The F word

The Hitchens-Blair debate was on one of the local public radio stations the other day, and I listened to a few minutes of it; something caught my attention that I hadn’t noticed at the time (because I mostly read it, and watched only a bit). What caught my attention (because it irritated the bejeezis out of me) was Blair’s insistent unctuous repetition of the word “faith.” It occurred to me that Hitchens used that word little if at all, and that I should check the transcript to see what the proportions were. They were as I suspected. It’s quite amusing to use the search function (CTRL + F) and see Blair’s sections speckled like measles with the highlighted word.

This is bad. This is annoying and bad; it’s annoying because it’s bad. “Faith” is a decidedly hooray-word, but it has become a pervasive synonym for religion, which gives pro-religion people an opportunity to load the dice, and to pat themselves on the back multiple times in every conversation. The word should be “religion,” which is a neutral, factual, descriptive word as opposed to an emotive one. “Atheism” and “theism” are the same kind of word – dispassionate and factual. There is no equivalent of “faith” for atheism, which puts us at a disadvantage. This use of “faith” should be challenged regularly. It’s a question-begging device, and I say the hell with it.

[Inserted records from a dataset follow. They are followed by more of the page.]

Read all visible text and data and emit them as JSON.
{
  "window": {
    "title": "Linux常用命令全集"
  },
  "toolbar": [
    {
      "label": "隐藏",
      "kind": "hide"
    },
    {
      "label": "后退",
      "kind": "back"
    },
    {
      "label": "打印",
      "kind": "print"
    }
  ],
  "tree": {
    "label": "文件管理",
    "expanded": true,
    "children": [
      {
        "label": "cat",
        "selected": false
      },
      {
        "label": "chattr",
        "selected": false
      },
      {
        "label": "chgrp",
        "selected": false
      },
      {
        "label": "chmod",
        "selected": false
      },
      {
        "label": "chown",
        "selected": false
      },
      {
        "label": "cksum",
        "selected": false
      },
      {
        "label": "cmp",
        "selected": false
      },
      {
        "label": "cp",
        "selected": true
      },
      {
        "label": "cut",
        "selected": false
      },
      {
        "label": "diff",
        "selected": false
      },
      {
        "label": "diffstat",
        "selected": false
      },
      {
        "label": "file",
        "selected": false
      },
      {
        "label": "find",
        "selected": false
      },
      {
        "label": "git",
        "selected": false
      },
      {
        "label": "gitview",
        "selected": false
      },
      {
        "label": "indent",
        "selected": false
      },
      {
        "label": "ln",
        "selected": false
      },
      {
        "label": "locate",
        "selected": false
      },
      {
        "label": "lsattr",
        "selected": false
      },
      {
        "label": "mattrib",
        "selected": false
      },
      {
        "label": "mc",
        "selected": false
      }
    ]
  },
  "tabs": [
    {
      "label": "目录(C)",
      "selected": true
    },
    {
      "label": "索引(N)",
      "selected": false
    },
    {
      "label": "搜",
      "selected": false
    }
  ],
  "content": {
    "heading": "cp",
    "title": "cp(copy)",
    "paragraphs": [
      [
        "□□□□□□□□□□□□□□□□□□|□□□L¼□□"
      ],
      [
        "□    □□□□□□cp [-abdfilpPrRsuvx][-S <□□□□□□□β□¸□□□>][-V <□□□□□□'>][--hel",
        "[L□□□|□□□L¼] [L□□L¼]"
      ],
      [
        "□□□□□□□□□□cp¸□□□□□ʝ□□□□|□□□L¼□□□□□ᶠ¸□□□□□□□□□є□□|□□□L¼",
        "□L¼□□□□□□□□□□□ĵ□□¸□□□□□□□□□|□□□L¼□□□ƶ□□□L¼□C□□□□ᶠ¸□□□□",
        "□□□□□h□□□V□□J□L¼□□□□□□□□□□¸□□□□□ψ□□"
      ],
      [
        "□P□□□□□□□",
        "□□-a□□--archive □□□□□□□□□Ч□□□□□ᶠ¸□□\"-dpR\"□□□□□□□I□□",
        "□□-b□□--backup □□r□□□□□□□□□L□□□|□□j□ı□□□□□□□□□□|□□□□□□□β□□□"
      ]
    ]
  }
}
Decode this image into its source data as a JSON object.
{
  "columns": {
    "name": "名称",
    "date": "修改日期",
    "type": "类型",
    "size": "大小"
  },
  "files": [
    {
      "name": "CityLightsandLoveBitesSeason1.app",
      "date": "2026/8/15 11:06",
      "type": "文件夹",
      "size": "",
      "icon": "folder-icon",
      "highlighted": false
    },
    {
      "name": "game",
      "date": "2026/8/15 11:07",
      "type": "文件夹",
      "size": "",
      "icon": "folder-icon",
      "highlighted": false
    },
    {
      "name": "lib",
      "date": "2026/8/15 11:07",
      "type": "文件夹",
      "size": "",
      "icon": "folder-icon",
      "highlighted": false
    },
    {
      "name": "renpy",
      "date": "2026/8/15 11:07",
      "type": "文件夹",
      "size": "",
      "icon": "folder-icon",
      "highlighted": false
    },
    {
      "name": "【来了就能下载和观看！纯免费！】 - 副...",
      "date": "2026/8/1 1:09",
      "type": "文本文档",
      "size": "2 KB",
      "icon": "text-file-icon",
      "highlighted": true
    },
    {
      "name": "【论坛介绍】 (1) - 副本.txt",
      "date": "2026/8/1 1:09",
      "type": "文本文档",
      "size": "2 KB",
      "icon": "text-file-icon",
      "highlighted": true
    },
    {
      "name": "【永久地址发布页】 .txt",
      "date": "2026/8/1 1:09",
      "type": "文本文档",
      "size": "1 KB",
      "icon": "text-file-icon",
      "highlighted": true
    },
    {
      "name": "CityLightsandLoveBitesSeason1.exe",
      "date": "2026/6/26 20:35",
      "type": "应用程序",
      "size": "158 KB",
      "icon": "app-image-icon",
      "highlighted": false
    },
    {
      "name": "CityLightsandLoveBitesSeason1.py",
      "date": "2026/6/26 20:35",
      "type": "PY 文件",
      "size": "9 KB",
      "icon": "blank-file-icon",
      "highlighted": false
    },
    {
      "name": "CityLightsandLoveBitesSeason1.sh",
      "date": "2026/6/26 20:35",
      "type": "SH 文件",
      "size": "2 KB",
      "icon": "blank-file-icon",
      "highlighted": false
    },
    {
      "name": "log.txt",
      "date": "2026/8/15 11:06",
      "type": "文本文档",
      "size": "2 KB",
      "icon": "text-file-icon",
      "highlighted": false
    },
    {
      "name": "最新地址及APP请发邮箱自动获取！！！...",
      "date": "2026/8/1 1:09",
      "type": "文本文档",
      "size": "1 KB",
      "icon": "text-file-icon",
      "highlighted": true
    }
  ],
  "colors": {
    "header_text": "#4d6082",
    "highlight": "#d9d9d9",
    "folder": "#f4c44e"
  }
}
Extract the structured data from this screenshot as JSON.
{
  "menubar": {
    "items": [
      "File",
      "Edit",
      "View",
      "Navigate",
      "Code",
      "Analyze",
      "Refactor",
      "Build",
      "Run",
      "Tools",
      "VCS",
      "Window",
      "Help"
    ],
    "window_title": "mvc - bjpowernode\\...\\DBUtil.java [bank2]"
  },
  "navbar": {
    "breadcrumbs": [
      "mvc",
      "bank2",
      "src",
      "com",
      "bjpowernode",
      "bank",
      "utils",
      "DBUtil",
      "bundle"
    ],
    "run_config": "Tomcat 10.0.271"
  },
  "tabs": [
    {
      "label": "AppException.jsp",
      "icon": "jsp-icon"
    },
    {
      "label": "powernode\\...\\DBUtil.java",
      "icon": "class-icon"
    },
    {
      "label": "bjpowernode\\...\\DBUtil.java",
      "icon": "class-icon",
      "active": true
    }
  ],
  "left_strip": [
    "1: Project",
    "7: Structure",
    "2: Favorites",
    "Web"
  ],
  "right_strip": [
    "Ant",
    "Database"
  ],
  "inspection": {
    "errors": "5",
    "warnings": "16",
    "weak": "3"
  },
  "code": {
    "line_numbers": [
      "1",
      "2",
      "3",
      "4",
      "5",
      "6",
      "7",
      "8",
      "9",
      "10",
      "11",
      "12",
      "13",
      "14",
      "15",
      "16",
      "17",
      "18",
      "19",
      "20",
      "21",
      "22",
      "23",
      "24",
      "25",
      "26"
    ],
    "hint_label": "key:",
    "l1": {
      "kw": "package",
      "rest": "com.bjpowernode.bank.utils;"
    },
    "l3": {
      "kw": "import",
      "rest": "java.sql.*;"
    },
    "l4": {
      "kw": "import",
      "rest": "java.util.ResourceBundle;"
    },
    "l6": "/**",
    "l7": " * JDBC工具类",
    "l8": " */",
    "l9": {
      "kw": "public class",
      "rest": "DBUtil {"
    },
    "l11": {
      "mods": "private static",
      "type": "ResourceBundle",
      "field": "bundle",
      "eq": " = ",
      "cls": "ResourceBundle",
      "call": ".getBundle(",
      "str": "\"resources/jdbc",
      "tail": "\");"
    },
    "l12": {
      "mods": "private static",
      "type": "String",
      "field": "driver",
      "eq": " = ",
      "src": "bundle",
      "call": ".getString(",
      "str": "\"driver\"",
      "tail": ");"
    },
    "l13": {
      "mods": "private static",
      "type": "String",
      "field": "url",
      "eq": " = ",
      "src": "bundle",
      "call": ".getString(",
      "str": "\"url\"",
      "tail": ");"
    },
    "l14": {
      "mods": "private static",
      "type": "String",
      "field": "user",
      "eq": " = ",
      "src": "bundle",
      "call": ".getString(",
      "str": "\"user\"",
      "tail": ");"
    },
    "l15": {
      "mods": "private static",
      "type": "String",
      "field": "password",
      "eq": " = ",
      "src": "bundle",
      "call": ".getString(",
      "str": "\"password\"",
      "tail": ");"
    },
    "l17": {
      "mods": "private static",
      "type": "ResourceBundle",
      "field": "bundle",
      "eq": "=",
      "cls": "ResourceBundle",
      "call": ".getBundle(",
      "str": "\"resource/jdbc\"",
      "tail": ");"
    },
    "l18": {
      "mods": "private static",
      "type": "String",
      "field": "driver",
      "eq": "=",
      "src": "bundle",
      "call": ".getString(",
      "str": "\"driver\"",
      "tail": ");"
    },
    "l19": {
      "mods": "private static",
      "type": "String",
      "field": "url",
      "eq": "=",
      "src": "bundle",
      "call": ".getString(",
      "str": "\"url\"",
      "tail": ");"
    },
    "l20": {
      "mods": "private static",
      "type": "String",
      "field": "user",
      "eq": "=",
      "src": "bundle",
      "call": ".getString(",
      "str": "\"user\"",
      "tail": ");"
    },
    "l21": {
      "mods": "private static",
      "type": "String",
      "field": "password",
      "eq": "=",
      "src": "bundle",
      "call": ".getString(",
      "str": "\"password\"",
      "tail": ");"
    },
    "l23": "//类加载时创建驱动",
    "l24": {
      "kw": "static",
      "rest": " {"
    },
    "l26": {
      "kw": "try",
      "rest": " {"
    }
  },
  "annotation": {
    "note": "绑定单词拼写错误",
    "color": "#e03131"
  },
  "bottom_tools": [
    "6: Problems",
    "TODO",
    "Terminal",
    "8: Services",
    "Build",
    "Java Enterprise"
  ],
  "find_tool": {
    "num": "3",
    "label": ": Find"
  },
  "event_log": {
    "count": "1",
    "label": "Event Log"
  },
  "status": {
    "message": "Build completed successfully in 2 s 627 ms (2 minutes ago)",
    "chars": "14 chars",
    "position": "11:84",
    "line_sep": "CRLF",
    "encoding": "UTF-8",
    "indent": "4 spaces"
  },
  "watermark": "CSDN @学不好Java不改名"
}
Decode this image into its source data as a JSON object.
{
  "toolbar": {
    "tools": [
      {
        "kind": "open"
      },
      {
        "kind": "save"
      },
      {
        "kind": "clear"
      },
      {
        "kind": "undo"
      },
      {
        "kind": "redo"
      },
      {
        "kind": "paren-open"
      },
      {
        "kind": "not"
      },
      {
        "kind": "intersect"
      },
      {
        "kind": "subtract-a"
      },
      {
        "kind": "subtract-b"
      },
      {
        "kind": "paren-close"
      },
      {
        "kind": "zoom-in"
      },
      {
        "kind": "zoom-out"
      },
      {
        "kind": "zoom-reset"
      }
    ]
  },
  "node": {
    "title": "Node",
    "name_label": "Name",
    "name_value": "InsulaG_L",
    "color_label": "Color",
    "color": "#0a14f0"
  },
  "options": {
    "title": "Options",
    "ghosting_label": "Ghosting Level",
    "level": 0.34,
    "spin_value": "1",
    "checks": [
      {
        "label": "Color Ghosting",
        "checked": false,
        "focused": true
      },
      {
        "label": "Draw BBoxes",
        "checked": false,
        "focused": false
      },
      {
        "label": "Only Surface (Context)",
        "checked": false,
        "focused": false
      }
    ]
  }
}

Check out just one sample from Blair:

I do say at least accept that there are people doing great work, day in, day out, who genuinely are not prejudiced or bigoted, but are working with people who are afflicted by famine and disease and poverty and they are doing it inspired by their faith. And of course it’s the case that not everybody — of course it’s the case that you do not have to be a person of faith in order to do good work, I’ve never claimed that, I would never claim that. I know lots of people, many, many people, who are people not of faith at all, but who do fantastic and decent work for their communities and for the world. My claim is just very simple, there are nonetheless people who are inspired by their faith to do good.

This is a big reason I find the “interfaith” outreach stuff from Christopher Stedman so irritating: he’s an atheist, yet he does that thing with the F word – he leans on it as heavily as Blair does. Doing that implies that religion is a good thing, and doing that implies that atheism is a bad thing. Clearly Stedman doesn’t intend that, but he should be more aware of rhetorical effects.